Murakami recounts how the vast mine — with nearly 900 km of tunnels and at its peak a working community of almost 40,000 people — was notorious for its cruel labour conditions. A violent mass protest by workers broke out there in February 1907, attracting national interest. The local area also suffered devastating mineral pollution from the mine’s smelting process, which released powerful toxins into the surrounding rivers, soil and forests.

Where Murakami’s introduction starts to go astray, however, is in his assumption that Soseki’s chief ambition is to describe the mine as an entity in and of itself. Indeed Murakami believes Soseki pretended to be uninterested in the young man’s personal experiences to avoid confronting “a major social problem head-on.”

Murakami has the equation backward: Soseki’s main objective was not to describe a mine but to present a modern-day vision of hell, and the mine was a convenient way of doing so. Soseki is always interested in universal themes that transcend the here and now, and certainly the intensely personal, in order to work on a deeper level. In “The Miner” he digs deep down into human psychology itself.
The descent into hell is a recurrent Soseki theme. In his first piece of fiction, the 1905 story “Rondon To” (“The Tower of London”), his protagonist crosses the river Thames — recast as the River Styx — and passes under a portal, imagining he can find there Dante’s famous words from Inferno, as translated Henry Francis Cary, “All hope abandon, ye who enter here.” Soseki’s first vision of hell was achieved by summoning up the ghosts of those who had been murdered or executed in the Tower of London. Soseki explicitly links “The Miner” with “The Tower of London” in numerous subtle ways, describing the young protagonist of “The Miner” as undergoing “degeneration” as he descends into the mine in reference to Max Nordau’s 1892 theory of degeneration, highlighted at the beginning of “The Tower of London.”

In the translator’s afterword to “The Miner,” Jay Rubin remarks that the absurdist style of the novel was produced in reaction to the heavily ornate, didactic style of Soseki’s previous work, “The Poppy.” That’s true, but “The Miner” may also be thought of as the final work in a different trilogy.
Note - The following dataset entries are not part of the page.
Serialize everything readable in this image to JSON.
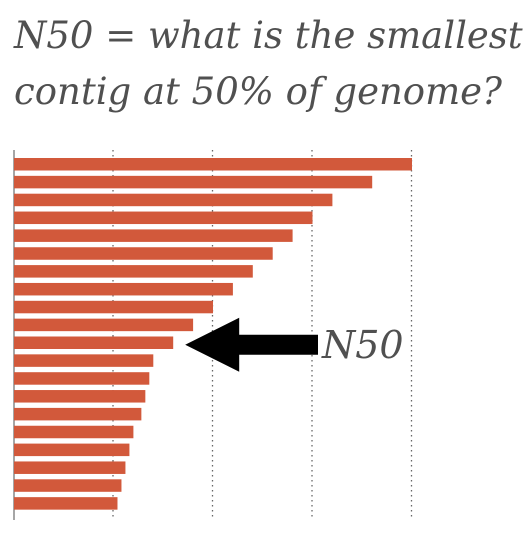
{
  "title": {
    "line1": "N50 = what is the smallest",
    "line2": "contig at 50% of genome?"
  },
  "chart_data": {
    "type": "bar",
    "orientation": "horizontal",
    "sort": "descending",
    "title": "N50 = what is the smallest contig at 50% of genome?",
    "xlim": [
      0,
      100
    ],
    "grid": true,
    "gridlines_x": [
      25,
      50,
      75,
      100
    ],
    "values": [
      100,
      90,
      80,
      75,
      70,
      65,
      60,
      55,
      50,
      45,
      40,
      35,
      34,
      33,
      32,
      30,
      29,
      28,
      27,
      26
    ],
    "annotations": [
      {
        "text": "N50",
        "target_index": 10,
        "style": "arrow"
      }
    ],
    "colors": {
      "bar": "#d2593b",
      "arrow": "#000000",
      "text": "#505050"
    }
  }
}
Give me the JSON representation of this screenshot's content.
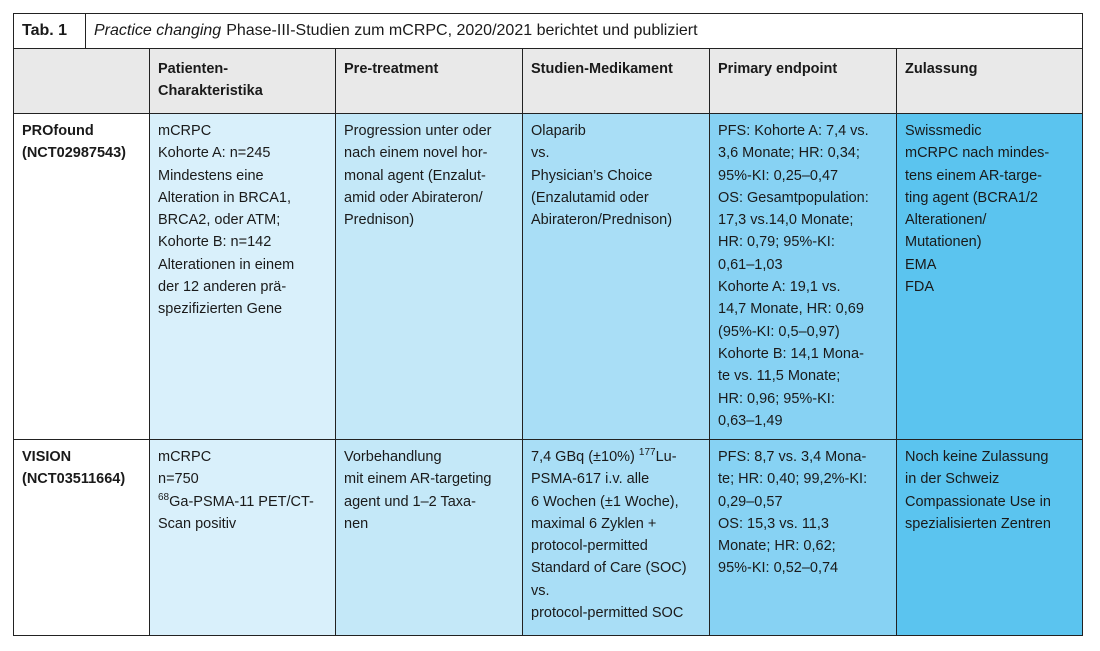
{
  "table": {
    "label": "Tab. 1",
    "title_italic": "Practice changing",
    "title_rest": "Phase-III-Studien zum mCRPC, 2020/2021 berichtet und publiziert",
    "headers": [
      "",
      [
        "Patienten-",
        "Charakteristika"
      ],
      [
        "Pre-treatment"
      ],
      [
        "Studien-Medikament"
      ],
      [
        "Primary endpoint"
      ],
      [
        "Zulassung"
      ]
    ],
    "rows": [
      {
        "name": [
          "PROfound",
          "(NCT02987543)"
        ],
        "patients": [
          "mCRPC",
          "Kohorte A: n=245",
          "Mindestens eine",
          "Alteration in BRCA1,",
          "BRCA2, oder ATM;",
          "Kohorte B: n=142",
          "Alterationen in einem",
          "der 12 anderen prä-",
          "spezifizierten Gene"
        ],
        "pretreatment": [
          "Progression unter oder",
          "nach einem novel hor-",
          "monal agent (Enzalut-",
          "amid oder Abirateron/",
          "Prednison)"
        ],
        "medication": [
          "Olaparib",
          "vs.",
          "Physician’s Choice",
          "(Enzalutamid oder",
          "Abirateron/Prednison)"
        ],
        "endpoint": [
          "PFS: Kohorte A: 7,4 vs.",
          "3,6 Monate; HR: 0,34;",
          "95%-KI: 0,25–0,47",
          "OS: Gesamtpopulation:",
          "17,3 vs.14,0 Monate;",
          "HR: 0,79; 95%-KI:",
          "0,61–1,03",
          "Kohorte A: 19,1 vs.",
          "14,7 Monate, HR: 0,69",
          "(95%-KI: 0,5–0,97)",
          "Kohorte B: 14,1 Mona-",
          "te vs. 11,5 Monate;",
          "HR: 0,96; 95%-KI:",
          "0,63–1,49"
        ],
        "approval": [
          "Swissmedic",
          "mCRPC nach mindes-",
          "tens einem AR-targe-",
          "ting agent (BCRA1/2",
          "Alterationen/",
          "Mutationen)",
          "EMA",
          "FDA"
        ]
      },
      {
        "name": [
          "VISION",
          "(NCT03511664)"
        ],
        "patients": [
          "mCRPC",
          "n=750"
        ],
        "patients_sup": "68",
        "patients_sup_line": "Ga-PSMA-11 PET/CT-",
        "patients_tail": [
          "Scan positiv"
        ],
        "pretreatment": [
          "Vorbehandlung",
          "mit einem AR-targeting",
          "agent und 1–2 Taxa-",
          "nen"
        ],
        "medication_first": "7,4 GBq (±10%) ",
        "medication_sup": "177",
        "medication_first_tail": "Lu-",
        "medication": [
          "PSMA-617 i.v. alle",
          "6 Wochen (±1 Woche),",
          "maximal 6 Zyklen +",
          "protocol-permitted",
          "Standard of Care (SOC)",
          "vs.",
          "protocol-permitted SOC"
        ],
        "endpoint": [
          "PFS: 8,7 vs. 3,4 Mona-",
          "te; HR: 0,40; 99,2%-KI:",
          "0,29–0,57",
          "OS: 15,3 vs. 11,3",
          "Monate; HR: 0,62;",
          "95%-KI: 0,52–0,74"
        ],
        "approval": [
          "Noch keine Zulassung",
          "in der Schweiz",
          "Compassionate Use in",
          "spezialisierten Zentren"
        ]
      }
    ]
  }
}
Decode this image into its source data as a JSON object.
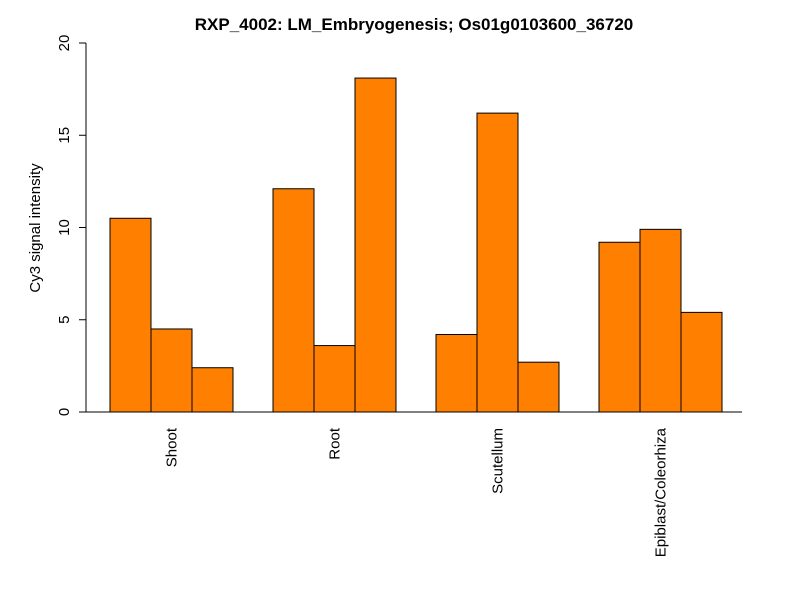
{
  "chart_data": {
    "type": "bar",
    "title": "RXP_4002: LM_Embryogenesis; Os01g0103600_36720",
    "xlabel": "",
    "ylabel": "Cy3 signal intensity",
    "categories": [
      "Shoot",
      "Root",
      "Scutellum",
      "Epiblast/Coleorhiza"
    ],
    "series": [
      {
        "values": [
          10.5,
          12.1,
          4.2,
          9.2
        ]
      },
      {
        "values": [
          4.5,
          3.6,
          16.2,
          9.9
        ]
      },
      {
        "values": [
          2.4,
          18.1,
          2.7,
          5.4
        ]
      }
    ],
    "ylim": [
      0,
      20
    ],
    "yticks": [
      "0",
      "5",
      "10",
      "15",
      "20"
    ],
    "grid": false,
    "legend": "none",
    "bar_color": "#FF8000"
  }
}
Together with “Botchan” and “Kusamakura” (“The Three-Cornered World”) the novel is part of a set of narratives in which first person narrators, each with their own unique perspectives, head out on a journey to “other worlds.” Breaking through the limitations of our “everyday world” we are made to see the nature of existence with fresh eyes.

Not content with an exterior depiction of hell in a modern Japanese setting, Soseki’s pursuit of the subject would continue in purely psychological depictions, such as the disturbing British boarding house family described as trapped in a “dark hell” in an episode of “Short Pieces for Long Days” (1909) or the tormented husband Ichiro consumed with doubt about his wife in “The Wayfarer” (1912).

Far from being an experimental oddity — all of Soseki’s novels are experimental — “The Miner” is actually a work central to Soseki’s evolving analysis of what “hell” in a modern context means. This is a handsome and welcome new edition.

Damian Flanagan is the author of “The Tower of London: Tales of Victorian London” and “Natsume Soseki: Superstar of World Literature,” published in Japanese by Kodansha International.